When Mia honors her late mother at a family dinner, her stepmother’s cruel outburst ignites a truth long buried. Forced to choose between silence and self-respect, Mia walks away and writes a letter that could shatter everything. This is a raw, unforgettable story about grief, memory, and what it takes to reclaim your voice.
When my mom, Amelia, died, it felt like the sun got sucked out of our house.
I was 10.
One moment she was hugging me goodbye for school, the next, a car accident. It was sudden. Brutal.
A hole blown clean through everything we knew.
The grief counsellor at school told me to talk about her, to keep her memory alive. But at home, her name turned the air thick.
“I need you to speak about your mom, Mia,” Miss Thompson had said. “I need you to feel her presence.
I need you to acknowledge the loss but accept it, too. That’s the only way you’re going to heal, my girl.”
But it was easier said than done. I had friends who looked at me with pity in their eyes.

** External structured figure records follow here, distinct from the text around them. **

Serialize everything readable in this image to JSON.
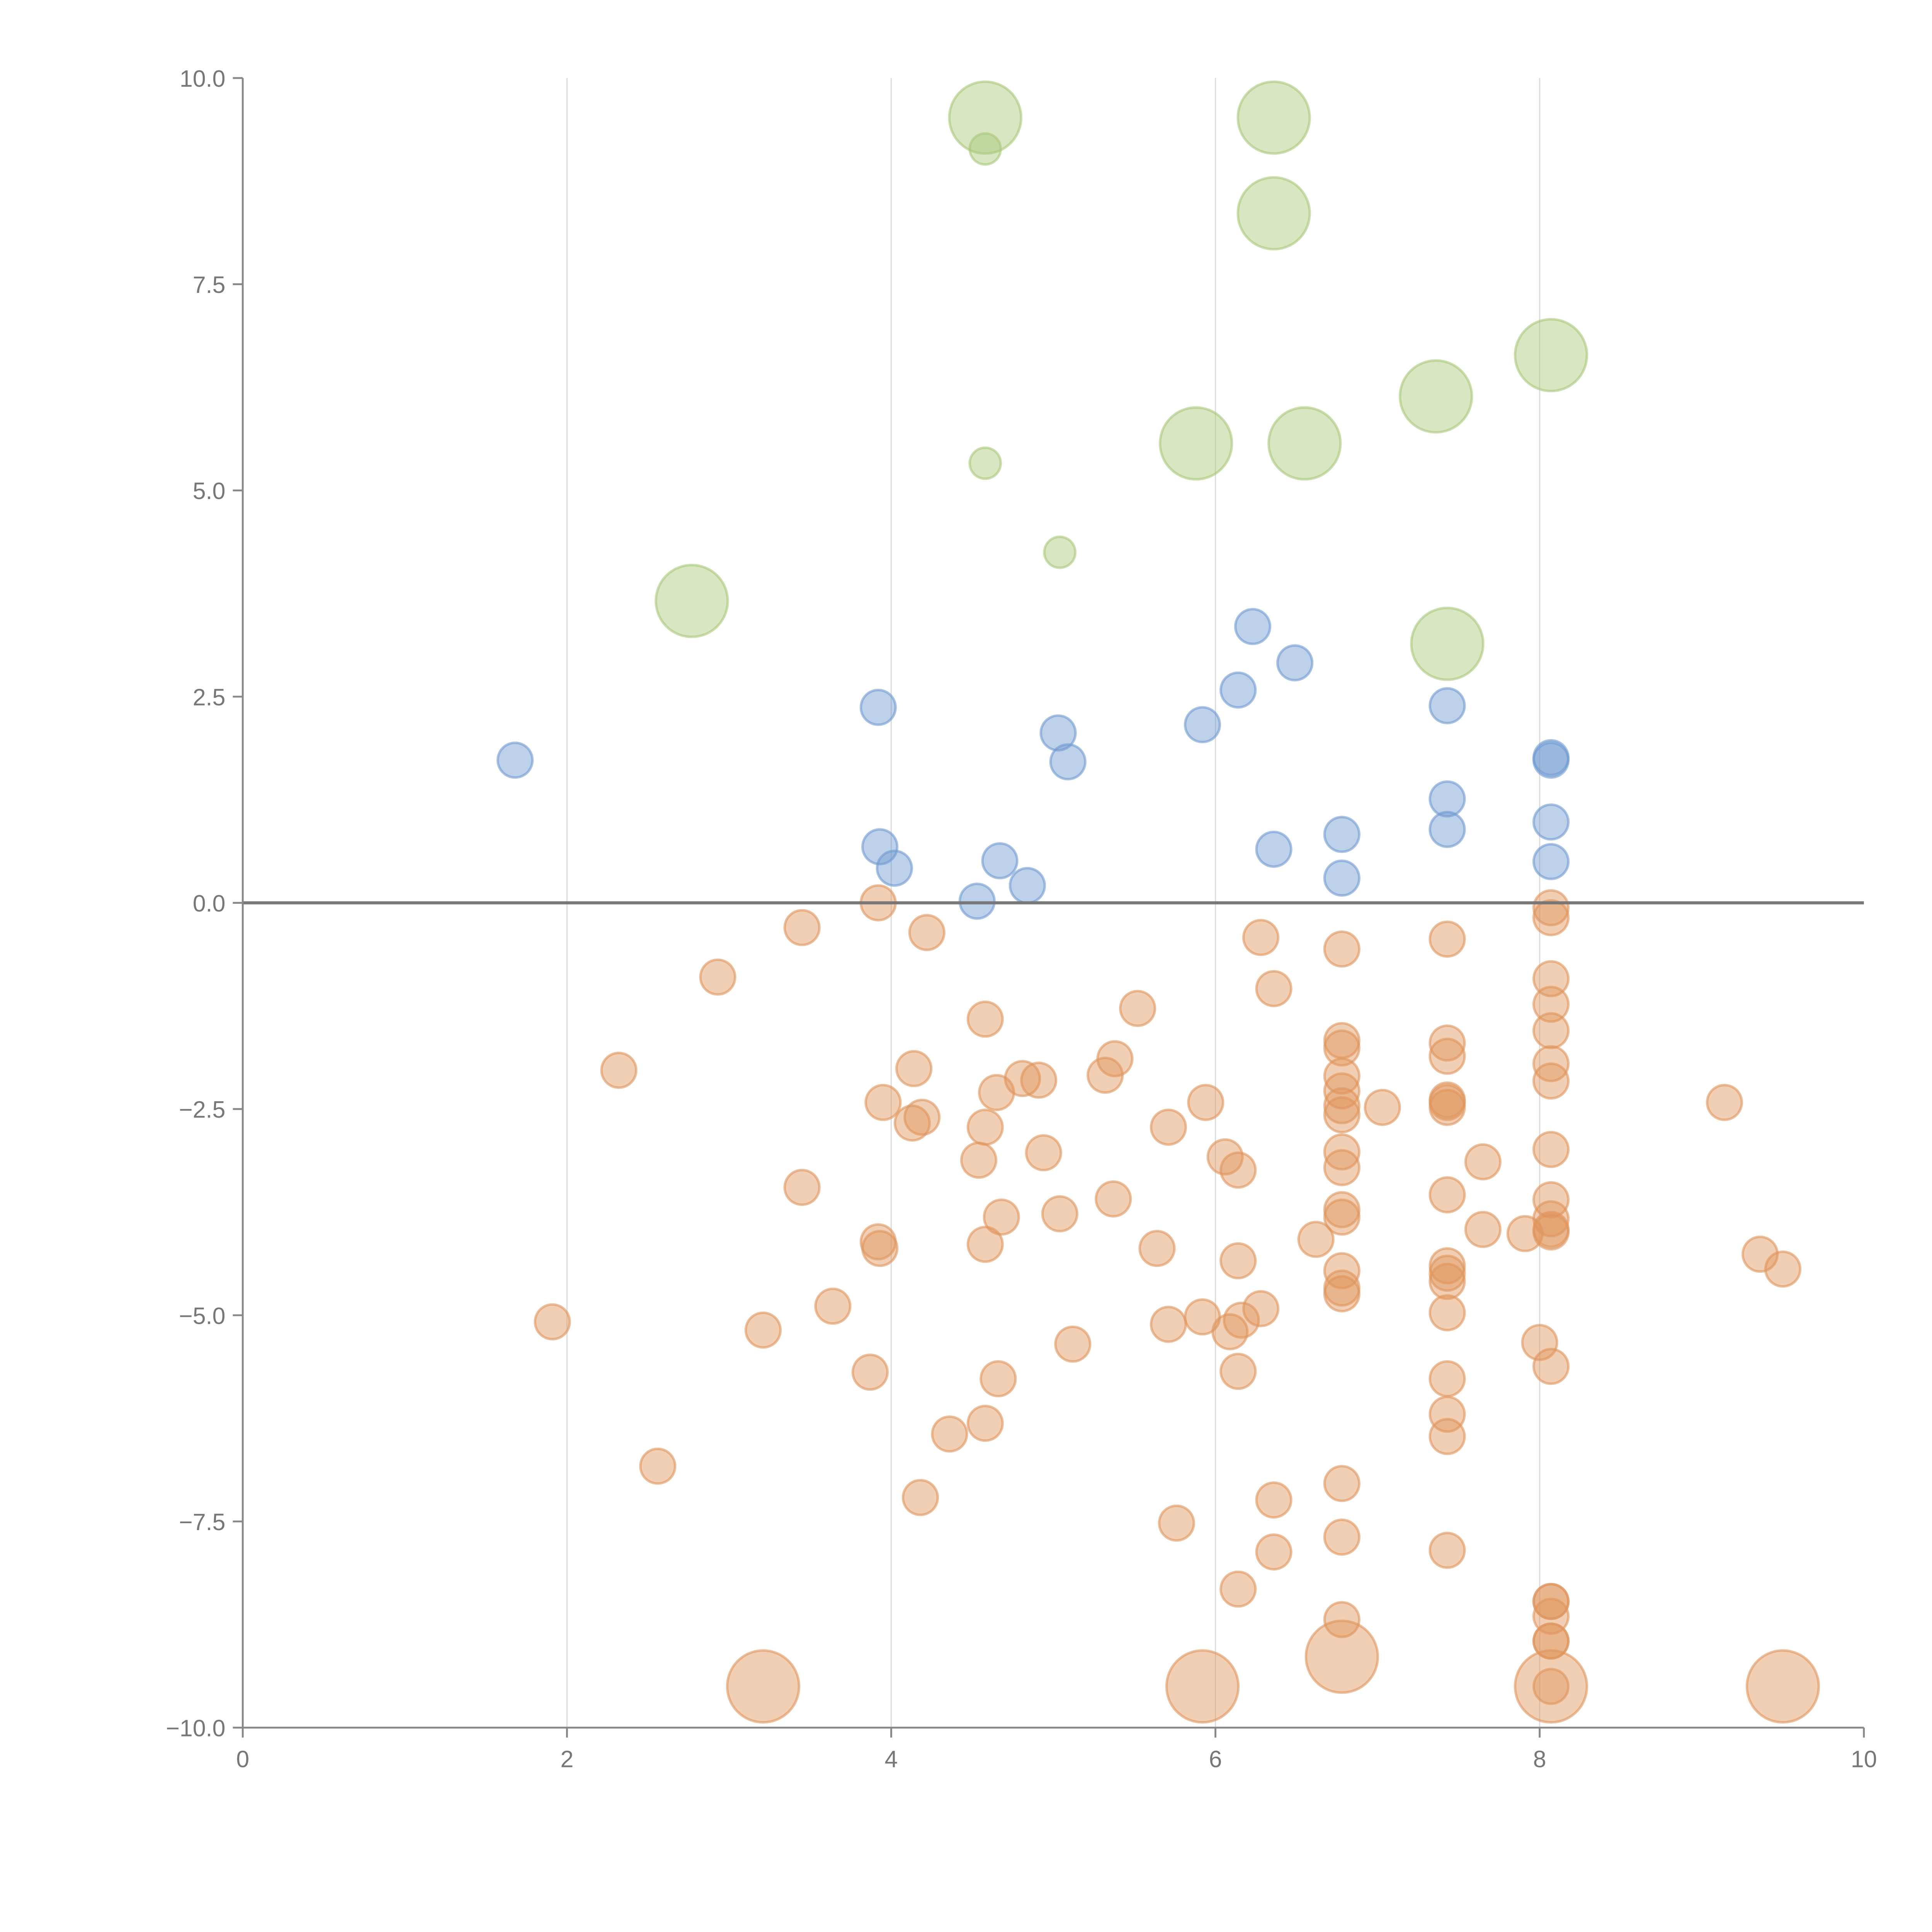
{
  "chart_data": {
    "type": "scatter",
    "title": "",
    "xlabel": "",
    "ylabel": "",
    "xlim": [
      0,
      10
    ],
    "ylim": [
      -10,
      10
    ],
    "x_ticks": [
      "0",
      "2",
      "4",
      "6",
      "8",
      "10"
    ],
    "x_tick_values": [
      0,
      2,
      4,
      6,
      8,
      10
    ],
    "y_ticks": [
      "10.0",
      "7.5",
      "5.0",
      "2.5",
      "0.0",
      "−2.5",
      "−5.0",
      "−7.5",
      "−10.0"
    ],
    "y_tick_values": [
      10,
      7.5,
      5,
      2.5,
      0,
      -2.5,
      -5,
      -7.5,
      -10
    ],
    "grid": "vertical",
    "reference_line_y": 0,
    "point_format": "[x, y, size]",
    "series": [
      {
        "name": "green",
        "color": "#a8c878",
        "points": [
          [
            4.58,
            9.52,
            4
          ],
          [
            4.58,
            9.14,
            1
          ],
          [
            6.36,
            9.52,
            4
          ],
          [
            6.36,
            8.36,
            4
          ],
          [
            8.07,
            6.64,
            4
          ],
          [
            7.36,
            6.14,
            4
          ],
          [
            5.88,
            5.57,
            4
          ],
          [
            6.55,
            5.57,
            4
          ],
          [
            4.58,
            5.33,
            1
          ],
          [
            5.04,
            4.25,
            1
          ],
          [
            2.77,
            3.66,
            4
          ],
          [
            7.43,
            3.14,
            4
          ]
        ]
      },
      {
        "name": "blue",
        "color": "#6e9ad0",
        "points": [
          [
            1.68,
            1.73,
            2
          ],
          [
            3.92,
            2.37,
            2
          ],
          [
            3.93,
            0.68,
            2
          ],
          [
            4.02,
            0.42,
            2
          ],
          [
            4.53,
            0.02,
            2
          ],
          [
            4.67,
            0.51,
            2
          ],
          [
            4.84,
            0.21,
            2
          ],
          [
            5.03,
            2.06,
            2
          ],
          [
            5.09,
            1.71,
            2
          ],
          [
            5.92,
            2.16,
            2
          ],
          [
            6.14,
            2.58,
            2
          ],
          [
            6.23,
            3.35,
            2
          ],
          [
            6.49,
            2.91,
            2
          ],
          [
            6.36,
            0.65,
            2
          ],
          [
            6.78,
            0.83,
            2
          ],
          [
            6.78,
            0.3,
            2
          ],
          [
            7.43,
            2.39,
            2
          ],
          [
            7.43,
            1.26,
            2
          ],
          [
            7.43,
            0.89,
            2
          ],
          [
            8.07,
            1.76,
            2
          ],
          [
            8.07,
            1.73,
            2
          ],
          [
            8.07,
            0.98,
            2
          ],
          [
            8.07,
            0.5,
            2
          ]
        ]
      },
      {
        "name": "orange",
        "color": "#e0955a",
        "points": [
          [
            3.92,
            0.0,
            2
          ],
          [
            3.45,
            -0.3,
            2
          ],
          [
            4.22,
            -0.36,
            2
          ],
          [
            2.93,
            -0.9,
            2
          ],
          [
            2.32,
            -2.03,
            2
          ],
          [
            4.58,
            -1.41,
            2
          ],
          [
            4.14,
            -2.01,
            2
          ],
          [
            5.52,
            -1.28,
            2
          ],
          [
            5.38,
            -1.89,
            2
          ],
          [
            5.32,
            -2.09,
            2
          ],
          [
            4.81,
            -2.13,
            2
          ],
          [
            4.91,
            -2.15,
            2
          ],
          [
            4.65,
            -2.3,
            2
          ],
          [
            3.95,
            -2.42,
            2
          ],
          [
            4.19,
            -2.6,
            2
          ],
          [
            4.13,
            -2.67,
            2
          ],
          [
            4.58,
            -2.72,
            2
          ],
          [
            4.94,
            -3.03,
            2
          ],
          [
            4.54,
            -3.12,
            2
          ],
          [
            5.71,
            -2.72,
            2
          ],
          [
            5.94,
            -2.42,
            2
          ],
          [
            6.28,
            -0.42,
            2
          ],
          [
            6.36,
            -1.04,
            2
          ],
          [
            6.06,
            -3.08,
            2
          ],
          [
            6.14,
            -3.24,
            2
          ],
          [
            3.45,
            -3.45,
            2
          ],
          [
            5.37,
            -3.59,
            2
          ],
          [
            4.68,
            -3.81,
            2
          ],
          [
            5.04,
            -3.77,
            2
          ],
          [
            3.92,
            -4.11,
            2
          ],
          [
            3.93,
            -4.19,
            2
          ],
          [
            4.58,
            -4.14,
            2
          ],
          [
            5.64,
            -4.19,
            2
          ],
          [
            6.14,
            -4.34,
            2
          ],
          [
            6.62,
            -4.08,
            2
          ],
          [
            1.91,
            -5.08,
            2
          ],
          [
            3.21,
            -5.18,
            2
          ],
          [
            3.64,
            -4.89,
            2
          ],
          [
            5.71,
            -5.11,
            2
          ],
          [
            5.92,
            -5.02,
            2
          ],
          [
            6.09,
            -5.2,
            2
          ],
          [
            6.16,
            -5.06,
            2
          ],
          [
            6.28,
            -4.92,
            2
          ],
          [
            5.12,
            -5.35,
            2
          ],
          [
            3.87,
            -5.69,
            2
          ],
          [
            4.66,
            -5.77,
            2
          ],
          [
            6.14,
            -5.68,
            2
          ],
          [
            4.58,
            -6.31,
            2
          ],
          [
            4.36,
            -6.44,
            2
          ],
          [
            2.56,
            -6.83,
            2
          ],
          [
            4.18,
            -7.21,
            2
          ],
          [
            5.76,
            -7.52,
            2
          ],
          [
            6.36,
            -7.24,
            2
          ],
          [
            6.36,
            -7.87,
            2
          ],
          [
            6.14,
            -8.32,
            2
          ],
          [
            6.78,
            -0.56,
            2
          ],
          [
            6.78,
            -1.67,
            2
          ],
          [
            6.78,
            -1.76,
            2
          ],
          [
            6.78,
            -2.1,
            2
          ],
          [
            6.78,
            -2.28,
            2
          ],
          [
            6.78,
            -2.46,
            2
          ],
          [
            6.78,
            -2.57,
            2
          ],
          [
            6.78,
            -3.02,
            2
          ],
          [
            6.78,
            -3.21,
            2
          ],
          [
            6.78,
            -3.72,
            2
          ],
          [
            6.78,
            -3.81,
            2
          ],
          [
            6.78,
            -4.46,
            2
          ],
          [
            6.78,
            -4.67,
            2
          ],
          [
            6.78,
            -4.74,
            2
          ],
          [
            6.78,
            -7.04,
            2
          ],
          [
            6.78,
            -7.69,
            2
          ],
          [
            6.78,
            -8.69,
            2
          ],
          [
            7.03,
            -2.48,
            2
          ],
          [
            7.43,
            -0.44,
            2
          ],
          [
            7.43,
            -1.7,
            2
          ],
          [
            7.43,
            -1.86,
            2
          ],
          [
            7.43,
            -2.39,
            2
          ],
          [
            7.43,
            -2.42,
            2
          ],
          [
            7.43,
            -2.48,
            2
          ],
          [
            7.43,
            -3.54,
            2
          ],
          [
            7.43,
            -4.4,
            2
          ],
          [
            7.43,
            -4.49,
            2
          ],
          [
            7.43,
            -4.59,
            2
          ],
          [
            7.43,
            -4.97,
            2
          ],
          [
            7.43,
            -5.77,
            2
          ],
          [
            7.43,
            -6.2,
            2
          ],
          [
            7.43,
            -6.47,
            2
          ],
          [
            7.43,
            -7.85,
            2
          ],
          [
            7.65,
            -3.14,
            2
          ],
          [
            7.65,
            -3.96,
            2
          ],
          [
            7.91,
            -4.01,
            2
          ],
          [
            8.0,
            -5.33,
            2
          ],
          [
            8.07,
            -0.06,
            2
          ],
          [
            8.07,
            -0.18,
            2
          ],
          [
            8.07,
            -0.92,
            2
          ],
          [
            8.07,
            -1.23,
            2
          ],
          [
            8.07,
            -1.55,
            2
          ],
          [
            8.07,
            -1.95,
            2
          ],
          [
            8.07,
            -2.16,
            2
          ],
          [
            8.07,
            -2.99,
            2
          ],
          [
            8.07,
            -3.6,
            2
          ],
          [
            8.07,
            -3.83,
            2
          ],
          [
            8.07,
            -3.96,
            2
          ],
          [
            8.07,
            -3.99,
            2
          ],
          [
            8.07,
            -5.62,
            2
          ],
          [
            8.07,
            -8.47,
            2
          ],
          [
            8.07,
            -8.47,
            2
          ],
          [
            8.07,
            -8.65,
            2
          ],
          [
            8.07,
            -8.95,
            2
          ],
          [
            8.07,
            -8.95,
            2
          ],
          [
            8.07,
            -9.5,
            2
          ],
          [
            9.14,
            -2.42,
            2
          ],
          [
            9.36,
            -4.26,
            2
          ],
          [
            9.5,
            -4.44,
            2
          ],
          [
            3.21,
            -9.5,
            4
          ],
          [
            5.92,
            -9.5,
            4
          ],
          [
            6.78,
            -9.14,
            4
          ],
          [
            8.07,
            -9.5,
            4
          ],
          [
            9.5,
            -9.5,
            4
          ]
        ]
      }
    ]
  }
}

They preferred to offer me fries or ice cream rather than sit and talk to me about my mom.
At first, I was mad about it… how could they let it slip? How could they not see that I was drowning?
“It’s not that, Mia,” Miss Thompson said after one of our sessions. “Your friends haven’t lost their moms or dads.
They don’t know this grief. Offering food is one of the oldest forms of comfort. Allow it, Mia.
And eventually, you tell them what you need from them. That you need them to sit and listen.”
I nodded, pretending to acknowledge what she said. But honestly? I just felt empty.
My dad, Jeff, shut down like someone had unplugged him overnight.
There were no hugs after the funeral, no warmth, just the silence and shadows. He stopped making my lunch, he stopped asking about school, and he stopped being someone I could reach.
For a year, it was me, my grief, and a house that no longer smelled like vanilla, fresh bread, and books.